It's been a while since I went crate digging, but old habits die hard, and this weekend while attending a village fete, I had a rummage through an LP box at a brick-a-brack stall. Up popped this very rare record:
It's none other than volume 11 of the Plexium label's 'Nonstop top 20'. The fact that a copy had evaded me for so long is testament to its scarcity. If only there were more cover version fans out there, it would be worth something! (I grabbed it for 50p.)
This was the last LP in the series, appearing in the spring of 1973, as the cover version industry started to go into decline. There are no fake audience effects on this LP (as there were on earlier instalments in the series) but the tracks are closed up, so there is no pause between them.
Something which I wondered about was where these tracks came from. On the face of it, they are Plexium original recordings, but it was often the case that the smaller labels would share tracks or lease them in, especially when sales were dwindling and budgets were tight.
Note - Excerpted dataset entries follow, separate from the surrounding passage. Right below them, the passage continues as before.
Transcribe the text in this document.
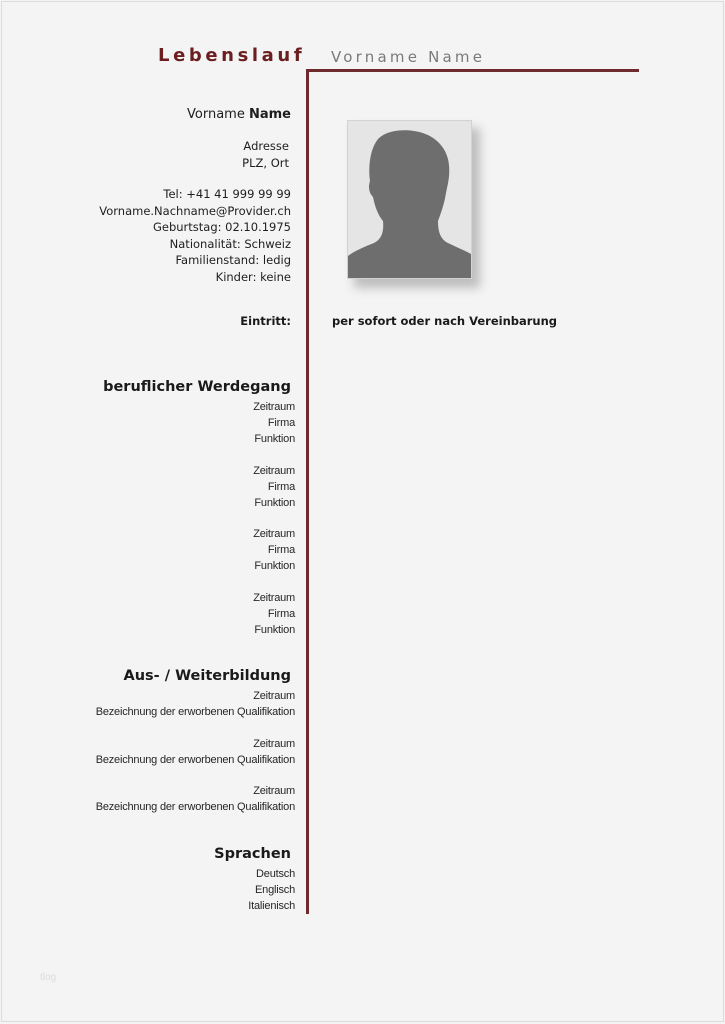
Lebenslauf Vorname Name
Vorname Name
Adresse
PLZ, Ort
Tel: +41 41 999 99 99
Vorname.Nachname@Provider.ch
Geburtstag: 02.10.1975
Nationalität: Schweiz
Familienstand: ledig
Kinder: keine
Eintritt:	per sofort oder nach Vereinbarung
beruflicher Werdegang
Zeitraum
Firma
Funktion
Zeitraum
Firma
Funktion
Zeitraum
Firma
Funktion
Zeitraum
Firma
Funktion
Aus- / Weiterbildung
Zeitraum
Bezeichnung der erworbenen Qualifikation
Zeitraum
Bezeichnung der erworbenen Qualifikation
Zeitraum
Bezeichnung der erworbenen Qualifikation
Sprachen
Deutsch
Englisch
Italienisch
tlog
What struck me reading through the listing, was the coincidence of so many titles to the mfp album, Hot Hits 17, which was one I had when I was a kid.
The two LPs have the following songs in common:
- Cum On Feel The Noize
- Tie A Yellow Ribbon
- The Twelfth Of Never
- By The Devil (I Was Tempted)
- Killing Me Softly With His Song
- 20th Century Boy
- Feel The Need In Me
- Pinball Wizard
- Power To All Our Friends
- Never Never Never
Yep, 10 of the 12 tracks on the mfp album also appear on the Plexium set. So they have to be the same recordings, right? Wrong. They are different - much to my surprise.
Not to be beaten, I next turned to Mike Morton's current RCA album, Non Stop Hits volume 5, to see if that's where they originated.
There's plenty of cross-over here too. Plexium and RCA both selected the following:
- Cum On Feel The Noize
- Killing Me Softly With His Song
- 20th Century Boy
- Feel The Need In Me
- Looking Through The Eyes Of Love
- Pinball Wizard
That's six songs in total - half the RCA LP, in other words. And once again, they are different.
Incidentally, I noted above how 10 of the 12 mfp titles were on the Plexium LP. The two that weren't - Gonna Make You An Offer You Can't Refuse and Doctor My Eyes - are also on the RCA album!
I must confess, it's a real mystery to me why the cover version albums
so often duplicated so much material. Of all the singles in the charts,
they repeatedly selected the same narrow set of hits, as illustrated
again here.
I did also check the current Top of the Pops album - more cross-overs abound, but yet different recordings once again.
The shared titles between Plexium and Top of the Pops are:
- Cum On Feel The Noize
- Tweedle Dee
- Tie A Yellow Ribbon
- The Twelfth Of Never
- 20th Century Boy
- Get Down
- Love Train
- Power To All Our Friends
So, you can see all four albums contain their own versions of several identical tracks. Not exactly giving listeners a USP, but I suppose popular hits like Cum On Feel The Noize and 20th Century Boy were just impossible to skip.
As for the following, you can check them yourself to see if any of the recordings match up! I haven't done so - there aren't enough hours in the day...
So, there it is. The end of the line for Nonstop Top 20, with its sad-looking cover, which doesn't even carry a picture. And so far as I know, that was the end of the Plexium label too.